Hear someone coming up those loud steel stairs. Mick, the Cellar Master. He and I talk about all the barrels that still have to arrive before harvest. Think he said like 300 more? How are they going to fit all of them in the warehouse? How will they survive this harvest, which is schedule to be I don’t know how many more hundred tons than last vintage…. See? I still care. I still love wine, and even the industry. But now, I just write it. My heart and attention, my cognitive epicenter, is at Sonic, with what technology and the internet, what information can do for a home, a business, a person… a community. COMMUNITY. Now, I’m always with sight, and never a lowered lid.

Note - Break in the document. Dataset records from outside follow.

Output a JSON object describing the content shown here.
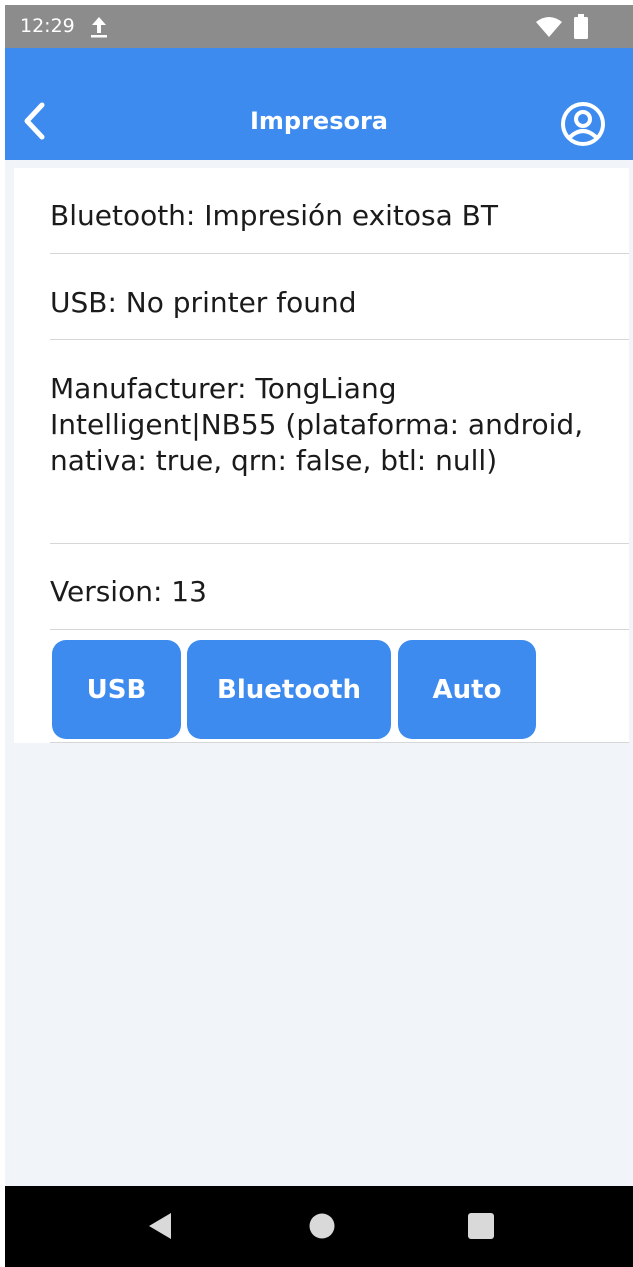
{
  "status_bar": {
    "time": "12:29",
    "icons": [
      "upload-icon",
      "wifi-icon",
      "battery-icon"
    ]
  },
  "app_bar": {
    "title": "Impresora",
    "back_icon": "chevron-left-icon",
    "account_icon": "account-circle-icon",
    "color": "#3d8bef"
  },
  "printer_info": {
    "bluetooth": "Bluetooth: Impresión exitosa BT",
    "usb": "USB: No printer found",
    "manufacturer": "Manufacturer: TongLiang Intelligent|NB55 (plataforma: android, nativa: true, qrn: false, btl: null)",
    "version": "Version: 13"
  },
  "mode_buttons": [
    {
      "label": "USB"
    },
    {
      "label": "Bluetooth"
    },
    {
      "label": "Auto"
    }
  ],
  "nav_bar": {
    "icons": [
      "triangle-back-icon",
      "circle-home-icon",
      "square-recents-icon"
    ]
  }
}
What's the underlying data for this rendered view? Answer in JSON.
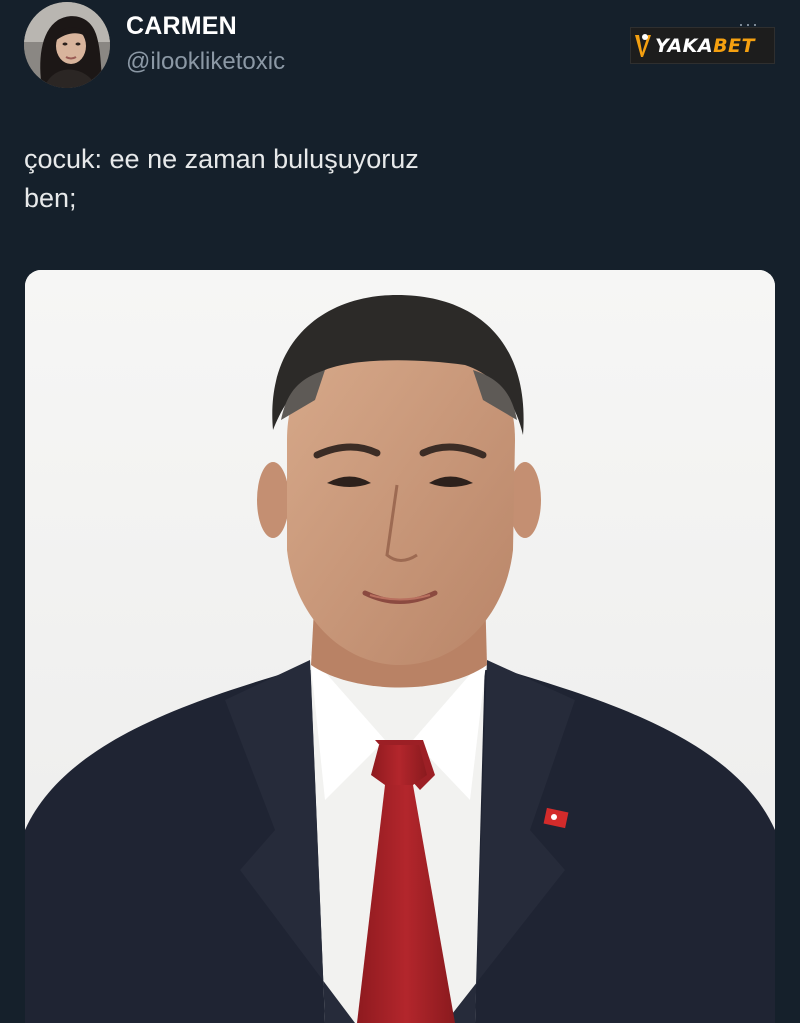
{
  "tweet": {
    "display_name": "CARMEN",
    "handle": "@ilookliketoxic",
    "more_icon": "more-dots-icon",
    "avatar_icon": "avatar",
    "text_lines": [
      "çocuk: ee ne zaman buluşuyoruz",
      "ben;"
    ]
  },
  "watermark": {
    "logo_prefix": "YAKA",
    "logo_suffix": "BET",
    "accent_color": "#f5a010"
  },
  "colors": {
    "background": "#15202b",
    "handle": "#8b98a5",
    "text": "#e7e9ea"
  }
}
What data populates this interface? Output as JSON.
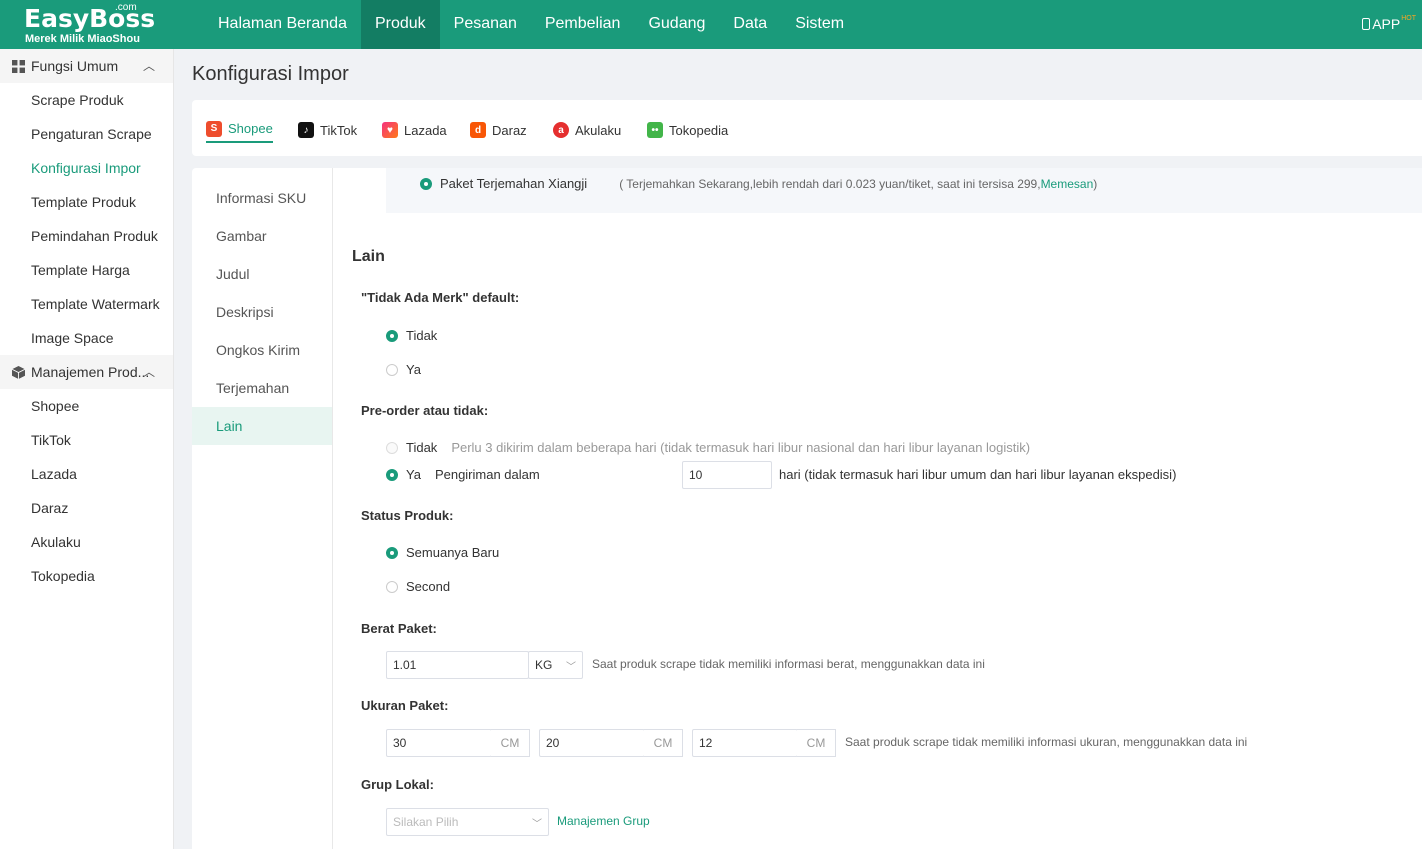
{
  "brand": {
    "name": "EasyBoss",
    "com": ".com",
    "tagline": "Merek Milik MiaoShou"
  },
  "topnav": [
    "Halaman Beranda",
    "Produk",
    "Pesanan",
    "Pembelian",
    "Gudang",
    "Data",
    "Sistem"
  ],
  "topnav_active": "Produk",
  "app": {
    "label": "APP",
    "badge": "HOT"
  },
  "sidebar": {
    "group1": "Fungsi Umum",
    "group1_items": [
      "Scrape Produk",
      "Pengaturan Scrape",
      "Konfigurasi Impor",
      "Template Produk",
      "Pemindahan Produk",
      "Template Harga",
      "Template Watermark",
      "Image Space"
    ],
    "group2": "Manajemen Prod...",
    "group2_items": [
      "Shopee",
      "TikTok",
      "Lazada",
      "Daraz",
      "Akulaku",
      "Tokopedia"
    ],
    "active": "Konfigurasi Impor"
  },
  "page_title": "Konfigurasi Impor",
  "platforms": [
    "Shopee",
    "TikTok",
    "Lazada",
    "Daraz",
    "Akulaku",
    "Tokopedia"
  ],
  "platform_active": "Shopee",
  "subnav": [
    "Informasi SKU",
    "Gambar",
    "Judul",
    "Deskripsi",
    "Ongkos Kirim",
    "Terjemahan",
    "Lain"
  ],
  "subnav_active": "Lain",
  "translation": {
    "option": "Paket Terjemahan Xiangji",
    "note_prefix": "( Terjemahkan Sekarang,lebih rendah dari 0.023 yuan/tiket, saat ini tersisa 299,",
    "note_link": "Memesan",
    "note_suffix": " )"
  },
  "section_title": "Lain",
  "no_brand": {
    "label": "\"Tidak Ada Merk\" default:",
    "opt_no": "Tidak",
    "opt_yes": "Ya",
    "selected": "Tidak"
  },
  "preorder": {
    "label": "Pre-order atau tidak:",
    "opt_no": "Tidak",
    "opt_no_hint": "Perlu 3 dikirim dalam beberapa hari (tidak termasuk hari libur nasional dan hari libur layanan logistik)",
    "opt_yes": "Ya",
    "yes_prefix": "Pengiriman dalam",
    "days": "10",
    "yes_suffix": "hari (tidak termasuk hari libur umum dan hari libur layanan ekspedisi)",
    "selected": "Ya"
  },
  "status": {
    "label": "Status Produk:",
    "opt_new": "Semuanya Baru",
    "opt_second": "Second",
    "selected": "Semuanya Baru"
  },
  "weight": {
    "label": "Berat Paket:",
    "value": "1.01",
    "unit": "KG",
    "desc": "Saat produk scrape tidak memiliki informasi berat, menggunakkan data ini"
  },
  "size": {
    "label": "Ukuran Paket:",
    "length": "30",
    "width": "20",
    "height": "12",
    "unit": "CM",
    "desc": "Saat produk scrape tidak memiliki informasi ukuran, menggunakkan data ini"
  },
  "local_group": {
    "label": "Grup Lokal:",
    "placeholder": "Silakan Pilih",
    "manage_link": "Manajemen Grup"
  }
}
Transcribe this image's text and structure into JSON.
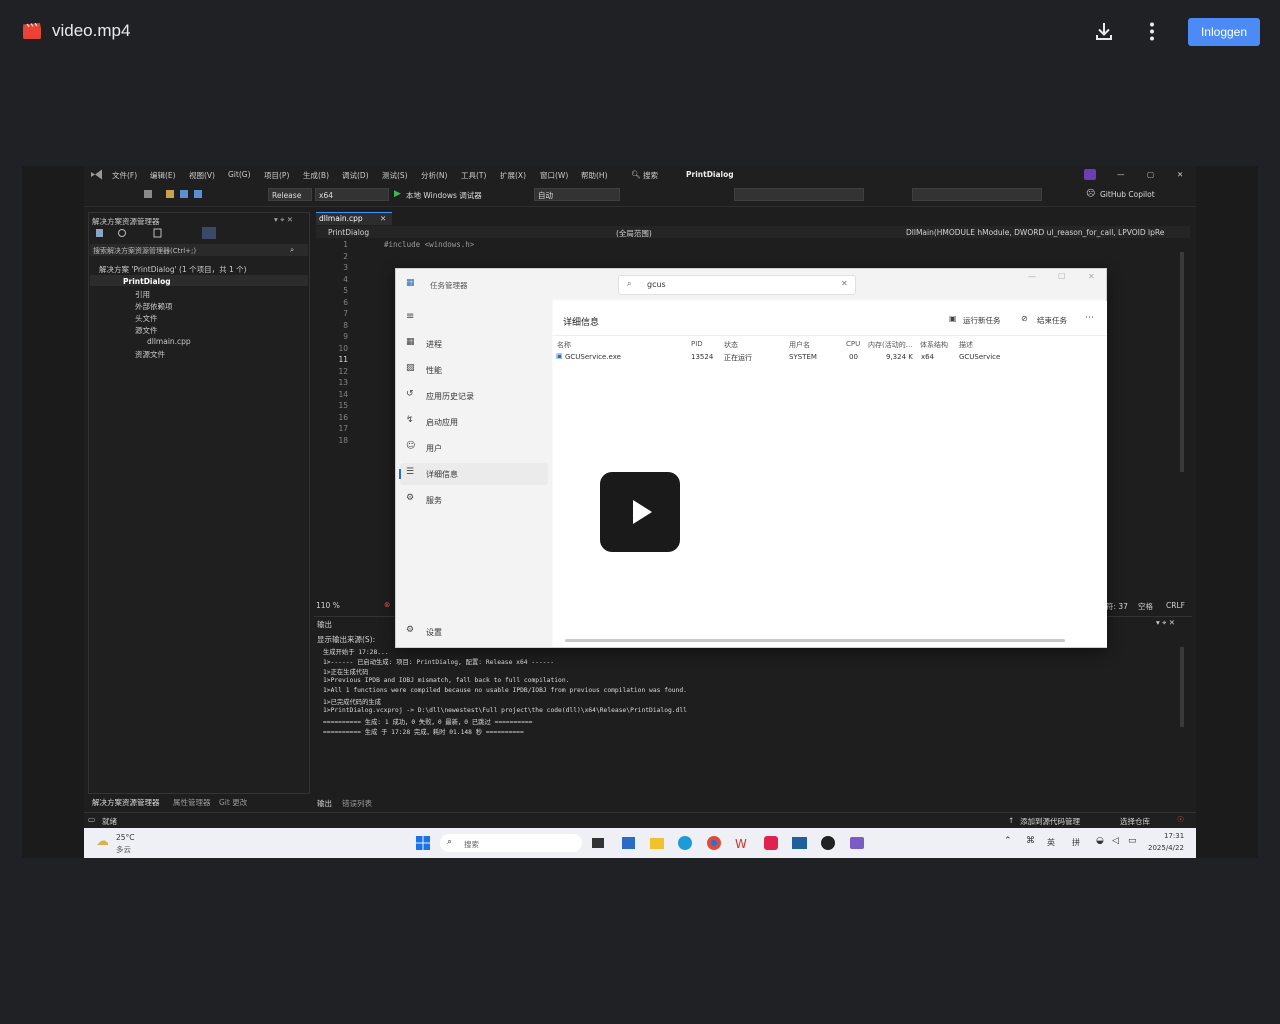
{
  "topbar": {
    "title": "video.mp4",
    "file_icon": "video-file-icon",
    "download_icon": "download-icon",
    "more_icon": "more-vertical-icon",
    "login_label": "Inloggen",
    "accent": "#4c8bf5"
  },
  "vs": {
    "menu": [
      "文件(F)",
      "编辑(E)",
      "视图(V)",
      "Git(G)",
      "项目(P)",
      "生成(B)",
      "调试(D)",
      "测试(S)",
      "分析(N)",
      "工具(T)",
      "扩展(X)",
      "窗口(W)",
      "帮助(H)"
    ],
    "search_label": "搜索",
    "project_title": "PrintDialog",
    "toolbar": {
      "config": "Release",
      "platform": "x64",
      "run_label": "本地 Windows 调试器",
      "auto": "自动",
      "copilot": "GitHub Copilot"
    },
    "solution": {
      "header": "解决方案资源管理器",
      "search_placeholder": "搜索解决方案资源管理器(Ctrl+;)",
      "items": [
        "解决方案 'PrintDialog' (1 个项目，共 1 个)",
        "PrintDialog",
        "引用",
        "外部依赖项",
        "头文件",
        "源文件",
        "dllmain.cpp",
        "资源文件"
      ],
      "bottom_tabs": [
        "解决方案资源管理器",
        "属性管理器",
        "Git 更改"
      ]
    },
    "editor": {
      "tab": "dllmain.cpp",
      "nav_project": "PrintDialog",
      "nav_scope": "(全局范围)",
      "nav_func": "DllMain(HMODULE hModule, DWORD ul_reason_for_call, LPVOID lpRe",
      "line_numbers": [
        "1",
        "2",
        "3",
        "4",
        "5",
        "6",
        "7",
        "8",
        "9",
        "10",
        "11",
        "12",
        "13",
        "14",
        "15",
        "16",
        "17",
        "18"
      ],
      "code_line1": "#include <windows.h>",
      "zoom": "110 %",
      "status_right": [
        "符: 37",
        "空格",
        "CRLF"
      ]
    },
    "output": {
      "header": "输出",
      "source_label": "显示输出来源(S):",
      "lines": [
        "生成开始于 17:28...",
        "1>------ 已启动生成: 项目: PrintDialog, 配置: Release x64 ------",
        "1>正在生成代码",
        "1>Previous IPDB and IOBJ mismatch, fall back to full compilation.",
        "1>All 1 functions were compiled because no usable IPDB/IOBJ from previous compilation was found.",
        "1>已完成代码的生成",
        "1>PrintDialog.vcxproj -> D:\\dll\\newestest\\Full project\\the code(dll)\\x64\\Release\\PrintDialog.dll",
        "========== 生成: 1 成功，0 失败，0 最新，0 已跳过 ==========",
        "========== 生成 于 17:28 完成，耗时 01.148 秒 =========="
      ],
      "bottom_tabs": [
        "输出",
        "错误列表"
      ]
    },
    "statusbar": {
      "left": "就绪",
      "right1": "添加到源代码管理",
      "right2": "选择仓库"
    }
  },
  "taskmgr": {
    "title": "任务管理器",
    "search_value": "gcus",
    "nav": [
      "进程",
      "性能",
      "应用历史记录",
      "启动应用",
      "用户",
      "详细信息",
      "服务"
    ],
    "settings": "设置",
    "section_title": "详细信息",
    "actions": [
      "运行新任务",
      "结束任务"
    ],
    "columns": [
      "名称",
      "PID",
      "状态",
      "用户名",
      "CPU",
      "内存(活动的...",
      "体系结构",
      "描述"
    ],
    "row": [
      "GCUService.exe",
      "13524",
      "正在运行",
      "SYSTEM",
      "00",
      "9,324 K",
      "x64",
      "GCUService"
    ]
  },
  "taskbar": {
    "weather_temp": "25°C",
    "weather_desc": "多云",
    "search_label": "搜索",
    "ime1": "英",
    "ime2": "拼",
    "time": "17:31",
    "date": "2025/4/22"
  },
  "player": {
    "play_icon": "play-icon"
  }
}
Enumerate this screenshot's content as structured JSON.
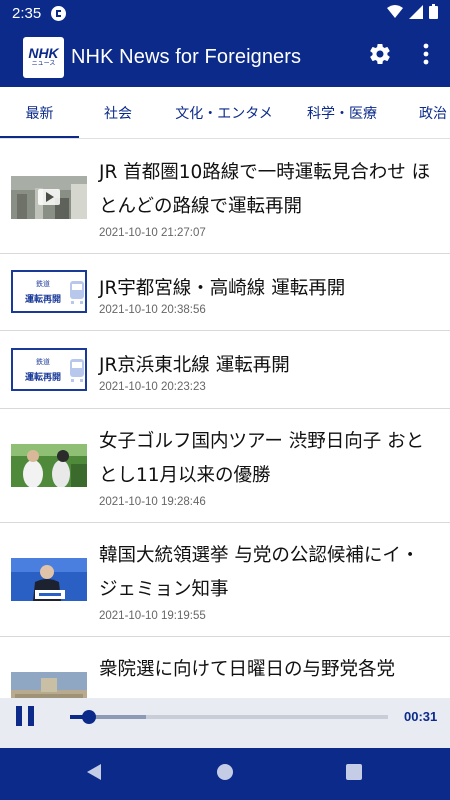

09:27. Ugh… need more time to write. Left late, a bit, this morning with babies taking them to school, in Bennett Valley across town. They teach me more than I can ever write or inventory. They are my knowledge suppliers, those that go to throw me the sagacity fix, feed my beggar’s call for lesson, for new thoughts and gems, philosophy, life, all of it. There, now I’m ready to walk down the stairs to the tasting room from this villa of cubes. One final flash.